Freakin' fabulous! Think Death Wish and Nobody, but darker and more brooding.
It also reminded me lots of Joaquin Phoenix's 2017 You Were Never Really Here, which is an equally meditative, atmospheric, solitary, intimate production about vengeance, redemption, and relationship.
And [un]holy smoke, what a gun! I gotta get me one of those large honkin' blasters :-)
I can think of many, many friends who'd love this film. Like Bradley Cooper's 2014 American Sniper, maybe that should be arranged someday?
Adrien Brody was great this past season in Succession, but with 74 films under his belt now (The Pianist among them), he brings the goods nearly every. single. time.

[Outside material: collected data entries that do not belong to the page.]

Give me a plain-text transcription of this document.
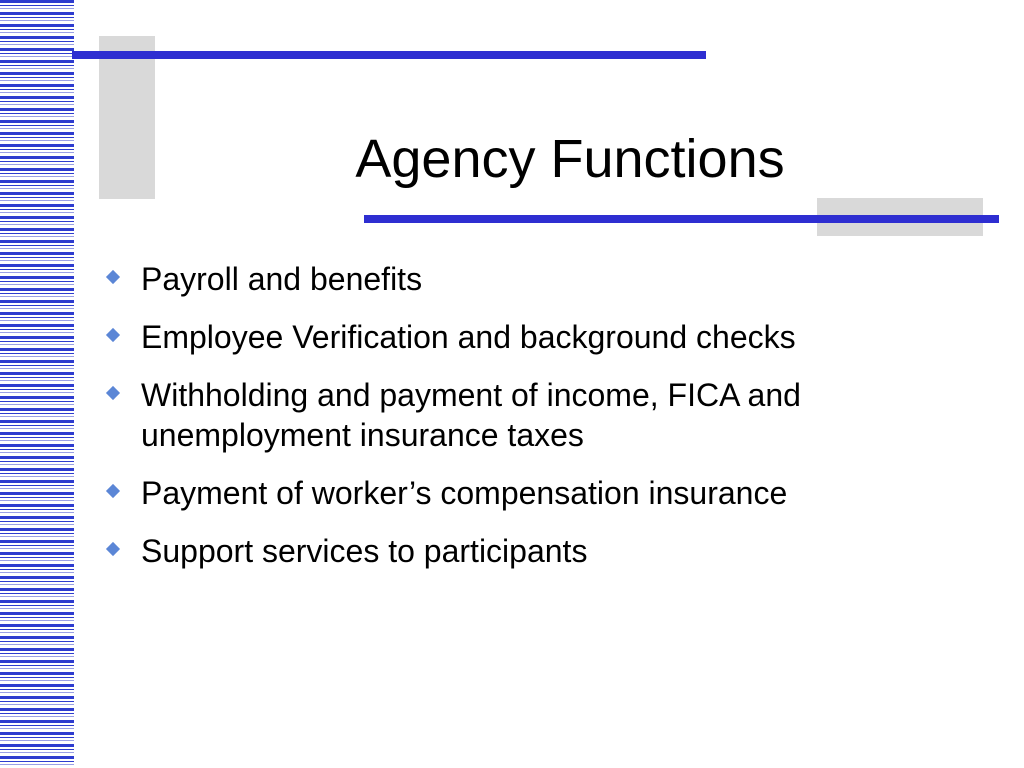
Agency Functions
Payroll and benefits
Employee Verification and background checks
Withholding and payment of income, FICA and unemployment insurance taxes
Payment of worker’s compensation insurance
Support services to participants
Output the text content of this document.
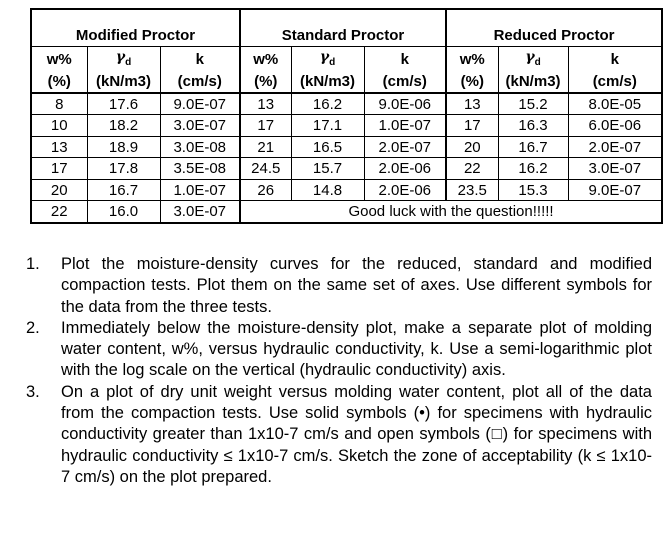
Modified Proctor			Standard Proctor			Reduced Proctor		
w%	$\gamma_d$	k	w%	$\gamma_d$	k	w%	$\gamma_d$	k
(%)	(kN/m3)	(cm/s)	(%)	(kN/m3)	(cm/s)	(%)	(kN/m3)	(cm/s)
8	17.6	9.0E-07	13	16.2	9.0E-06	13	15.2	8.0E-05
10	18.2	3.0E-07	17	17.1	1.0E-07	17	16.3	6.0E-06
13	18.9	3.0E-08	21	16.5	2.0E-07	20	16.7	2.0E-07
17	17.8	3.5E-08	24.5	15.7	2.0E-06	22	16.2	3.0E-07
20	16.7	1.0E-07	26	14.8	2.0E-06	23.5	15.3	9.0E-07
22	16.0	3.0E-07	Good luck with the question!!!!!					
1. Plot the moisture-density curves for the reduced, standard and modified compaction tests. Plot them on the same set of axes. Use different symbols for the data from the three tests.
2. Immediately below the moisture-density plot, make a separate plot of molding water content, w%, versus hydraulic conductivity, k. Use a semi-logarithmic plot with the log scale on the vertical (hydraulic conductivity) axis.
3. On a plot of dry unit weight versus molding water content, plot all of the data from the compaction tests. Use solid symbols (•) for specimens with hydraulic conductivity greater than 1x10-7 cm/s and open symbols (□) for specimens with hydraulic conductivity ≤ 1x10-7 cm/s. Sketch the zone of acceptability (k ≤ 1x10-7 cm/s) on the plot prepared.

If you go, don't expect something lengthy, complicated, or all that exciting; it's mostly a haunting, lonely, repetitive loop of same-same-same / graveyard-shift after graveyard-shift, but its Drive-like ethos, quality, and overall 'vibe' (to say nothing of Act III) is (for my money) where it's absolutely at: A rather under-the-radar character like Keyser Söze who is, scene after scene, irresistible to watch and wonder what's-a-comin' 'round the bend next.
Remember David Carradine's 1972-1975 TV series Kung Fu in which his character (Kwai Chang Caine) wanders around California helping innocents and wronging rights? That's akin to how I felt watching Clean: wholly unornamented, character driven, and just enough 'fight' midway through and at the end to keep you coming back for more.
Clean's copyright is 2018, and I wish very much they'd released it way back then, but at this point I'm simply delighted it got to see the light of day at all after so many years waiting atop the highest shelf near the back in some independent studio.
Oh, p.s., my wife says to make it clear: "This is NOT a family-friendly film," so no, do not take the kiddos. Not because of language or carnality, but because of violence-violence-violence. And blood, because you better believe there will be blood, and LOTS of it!